Find out the various ways that you can combat micromanagement and become a more trusting and successful leader:

#1 Way to combat micromanagement: Practice Delegating: Not knowing how to delegate effectively leads to unintentional micromanaging. Effective delegation plays to the skills of your employees and gives them the ability to strengthen their skillset. Trusting your employees motivates them to do better work and guides them to a more collaborative work environment.

#2 Way to combat micromanagement: Focus on managing culture: Effective leaders care more about managing their culture than they do managing their team. Micromanaging can’t exist with a good cultural foundation. When you focus on your company’s values, you have less time to micromanage your employees’ actions. When employees understand that their leaders are working toward an effective culture, not only will they be more productive but more motivated to get the work done.

#3 Way to combat micromanagement: Set clear expectations: Establishing expectations upfront sets your team up for success, the clearer you are, the better your employees will perform. Many leaders micromanage because they think they’re the best for the job, but often they fall into the habit of doing the task without delegating what you want them to achieve and not how you want them to achieve it. Continue to practice delegation by setting these expectations and trusting your employees to do the rest.

#4 Way to combat micromanagement: Ask employees how they want to be managed: Start by asking your team what type of management would be best for them. A good culture is created by adhering to your teams’ needs and preferences. Great leaders often combat micromanaging by seeking employee input. Not only does this provide leaders with important information on shaping culture, but it also establishes trust and autonomy in your team.

#5 Way to combat micromanagement: Trust your team: The root of micromanaging is a lack of trust. No matter where your lack of trust stems from, building the foundations of trust at work will empower your team to be self-sufficient and increase productivity. Practicing new ways of trusting your team is a great way to challenge yourself to delegate effectively. You hired your employees for a reason, trust them to do the job you were confident they could.

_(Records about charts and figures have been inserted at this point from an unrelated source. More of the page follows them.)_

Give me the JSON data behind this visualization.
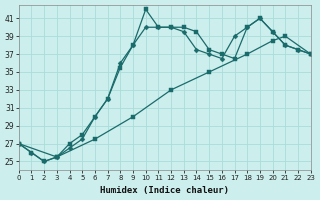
{
  "xlabel": "Humidex (Indice chaleur)",
  "background_color": "#cceeed",
  "grid_color": "#aaddda",
  "line_color": "#1a6b6b",
  "x_min": 0,
  "x_max": 23,
  "y_min": 24,
  "y_max": 42.5,
  "y_ticks": [
    25,
    27,
    29,
    31,
    33,
    35,
    37,
    39,
    41
  ],
  "line1_x": [
    0,
    1,
    2,
    3,
    4,
    5,
    6,
    7,
    8,
    9,
    10,
    11,
    12,
    13,
    14,
    15,
    16,
    17,
    18,
    19,
    20,
    21,
    22,
    23
  ],
  "line1_y": [
    27.0,
    26.0,
    25.0,
    25.5,
    27.0,
    28.0,
    30.0,
    32.0,
    35.5,
    38.0,
    42.0,
    40.0,
    40.0,
    40.0,
    39.5,
    37.5,
    37.0,
    36.5,
    40.0,
    41.0,
    39.5,
    38.0,
    37.5,
    37.0
  ],
  "line2_x": [
    0,
    1,
    2,
    3,
    4,
    5,
    6,
    7,
    8,
    9,
    10,
    11,
    12,
    13,
    14,
    15,
    16,
    17,
    18,
    19,
    20,
    21,
    22,
    23
  ],
  "line2_y": [
    27.0,
    26.0,
    25.0,
    25.5,
    26.5,
    27.5,
    30.0,
    32.0,
    36.0,
    38.0,
    40.0,
    40.0,
    40.0,
    39.5,
    37.5,
    37.0,
    36.5,
    39.0,
    40.0,
    41.0,
    39.5,
    38.0,
    37.5,
    37.0
  ],
  "line3_x": [
    0,
    3,
    6,
    9,
    12,
    15,
    18,
    20,
    21,
    23
  ],
  "line3_y": [
    27.0,
    25.5,
    27.5,
    30.0,
    33.0,
    35.0,
    37.0,
    38.5,
    39.0,
    37.0
  ]
}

#6 Way to combat micromanagement: Pass on responsibility: Overcoming micromanaging is difficult, especially giving up the tasks that you normally would do yourself. Trusting your team with more responsibility can lead to more creativity and collaboration. Rather than sticking around to manage every task, discuss the project, strategies and concerns upfront and trust your team to do the heavy lifting. Make yourself available to answer questions, and give feedback when prompted and allow yourself to focus on leading rather than managing.